Unlike Marginal Costing, Capital Investment Appraisal (48 variables under 4 different techniques) and Absorption Costing (114 variables) spreads out the processing of the given problem into a number of screens to prevent cluttered layouts and for ease of learning. However, this appears to increase the cognitive load on students, as they have to conceptually relate the variables on one screen with those on another. Though critical variables are reproduced on the current screen, a novice user still has to retain a mental map of the variables in the previous screen to maintain the semantic link and may have to move between the screens to refresh this link until the concepts and their relationships are fully grasped and internalised.
Another possible difference favouring Marginal Costing is the smaller amount of overall information students have to process in solving a given problem, as compared to the other packages. This appears to have a psychological effect on student performance, as they perceive the relative size of the problem to be considerably larger in the other packages when compared to Marginal Costing. These reasons may explain better performance of students in Marginal Costing package compared to other packages. Interestingly, these observations, when presented at conferences, invoked interest among multi-media researchers who have suspected similar increased cognitive load and drop in performance due to screen changes.

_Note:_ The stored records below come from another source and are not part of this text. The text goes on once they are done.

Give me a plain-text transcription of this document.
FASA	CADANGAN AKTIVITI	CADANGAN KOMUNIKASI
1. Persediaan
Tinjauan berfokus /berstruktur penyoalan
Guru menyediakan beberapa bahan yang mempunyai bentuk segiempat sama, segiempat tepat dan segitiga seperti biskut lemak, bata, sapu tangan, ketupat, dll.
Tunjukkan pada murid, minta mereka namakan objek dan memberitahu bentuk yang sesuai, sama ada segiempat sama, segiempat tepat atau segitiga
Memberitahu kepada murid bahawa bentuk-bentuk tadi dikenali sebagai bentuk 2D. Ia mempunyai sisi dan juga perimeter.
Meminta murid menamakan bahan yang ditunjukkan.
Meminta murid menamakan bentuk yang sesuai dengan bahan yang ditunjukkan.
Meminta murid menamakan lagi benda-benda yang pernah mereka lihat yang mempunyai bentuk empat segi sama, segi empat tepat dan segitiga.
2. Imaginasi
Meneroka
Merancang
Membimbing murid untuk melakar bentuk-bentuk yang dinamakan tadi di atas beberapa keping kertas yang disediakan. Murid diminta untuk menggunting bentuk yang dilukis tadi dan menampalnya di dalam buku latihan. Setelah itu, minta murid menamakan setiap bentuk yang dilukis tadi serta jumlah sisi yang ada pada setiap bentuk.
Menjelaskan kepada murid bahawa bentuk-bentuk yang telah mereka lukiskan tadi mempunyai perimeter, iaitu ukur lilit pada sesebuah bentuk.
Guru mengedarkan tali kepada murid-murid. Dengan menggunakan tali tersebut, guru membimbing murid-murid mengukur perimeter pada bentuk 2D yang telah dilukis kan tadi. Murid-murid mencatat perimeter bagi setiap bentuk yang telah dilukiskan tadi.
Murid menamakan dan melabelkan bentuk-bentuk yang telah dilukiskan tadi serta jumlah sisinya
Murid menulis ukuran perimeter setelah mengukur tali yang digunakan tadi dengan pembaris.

Since the comparative evaluations involving the laboratory based CAL groups and classroom based Control groups employed Capital Investment Appraisal and found similar knowledge gains with no significant difference between the two groups, the factors described above appear to affect the traditional teaching and learning methods too. Some topics by their nature may offer greater ease of learning, while others may be found more difficult to learn by most of the students. The study suggests that two of the contributing factors may be (i) the problem size in terms of the amount of data to be processed and (ii) problem span and the cognitive overhead involved in maintaining mental maps of the different parts of the problem at an initial stage of learning. It appears that while the partitioning of a larger size problem provides ease of learning within the scope of an individual component, it reduces overall visibility, whether we use a computer screen or a paper-based interface.
There is a need for more research on these issues. However, it does seem that students need more time and practice for multi-part problems involving larger amounts of data and that, in the absence of adequate consideration of these factors, the traditional methods of teaching may not be allocating adequate time for learning a particular topic, disadvantaging the weaker students.
In conclusion, it would be useful to reiterate that evaluation has two dimensions. The sumamtive evaluation in a real environment involving a longer time frame is perhaps a better way to evaluate any teaching and learning system. The shorter time frame formative evaluations may fail to fully capture all the dimensions of learning and retention (perhaps blurring the difference between concept acquisition and cognitive skill acquisition), returning verdicts of ‘no significant difference’. The formative evaluations, however, are vital, not only for identifying key design issues but also for improving our understanding of the pedagogical issues.